The inverse scaling prize aims to find important tasks where larger language models do worse. The first round winners consisted of:
Negation QA: Question answering with negations (eg "Coral is not a type of living organism which can be identified in...")
Quote Repetition: Asking the model to repeat famous quotes wrong, with a few-shot prompt. (eg [examples of repetition] "Repeat: One small step for a man, one large step for eggs.

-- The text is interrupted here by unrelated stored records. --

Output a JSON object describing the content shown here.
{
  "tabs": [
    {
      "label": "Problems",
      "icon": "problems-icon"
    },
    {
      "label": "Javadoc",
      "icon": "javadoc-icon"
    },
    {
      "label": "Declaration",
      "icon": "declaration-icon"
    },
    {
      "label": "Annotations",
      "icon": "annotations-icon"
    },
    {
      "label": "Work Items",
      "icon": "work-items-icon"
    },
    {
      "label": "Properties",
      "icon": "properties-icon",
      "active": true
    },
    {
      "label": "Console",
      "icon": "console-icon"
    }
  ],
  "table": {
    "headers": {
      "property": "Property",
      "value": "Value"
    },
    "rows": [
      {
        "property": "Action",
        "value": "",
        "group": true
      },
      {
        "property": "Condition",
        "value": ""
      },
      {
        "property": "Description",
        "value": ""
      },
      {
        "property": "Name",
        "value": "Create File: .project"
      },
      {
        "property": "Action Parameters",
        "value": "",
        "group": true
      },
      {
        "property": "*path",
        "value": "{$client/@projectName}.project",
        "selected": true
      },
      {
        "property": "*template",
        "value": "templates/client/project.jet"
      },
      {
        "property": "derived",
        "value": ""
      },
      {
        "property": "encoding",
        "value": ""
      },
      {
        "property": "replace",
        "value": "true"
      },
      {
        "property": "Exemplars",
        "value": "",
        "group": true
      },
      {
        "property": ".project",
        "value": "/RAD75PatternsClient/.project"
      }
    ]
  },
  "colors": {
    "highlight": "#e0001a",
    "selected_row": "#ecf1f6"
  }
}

One small step for a man, one large step for ...")
Hindsight Neglect 10-shot: have LMs answer questions about the expected value of bets, with many examples where the positive EV bets all resolved in favor (that is, were good ex-post), but where the final bet resolved negatively.
Redefine Math: have LMs answer questions about math where math symbols are redefined to mean other things (eg, "Let e be 312. What's the first digit of e?")
Note that all four of these tasks asked the model to pick between two predefined options.
Recent work from Google Brain (https://arxiv.org/abs/2211.02011) has argued that two out of these four tasks demonstrate U-shaped scaling:* as you scale your language model, while performance goes down at first, it eventually recovers with enough scale (that is, with the standard language modelling objectives and no further finetuning).
The second round of the inverse scaling prize closed on October 22, and winners are expected to be announced soon. Will at least half of the winners demonstrate U-shaped scaling by 2025?
This question resolves yes if at least half of the round two winners (rounded up) demonstrate U-shaped scaling by Janaury 1st, 2025. If no winners are announced by Jan 1st 2023, this question resolves N/A.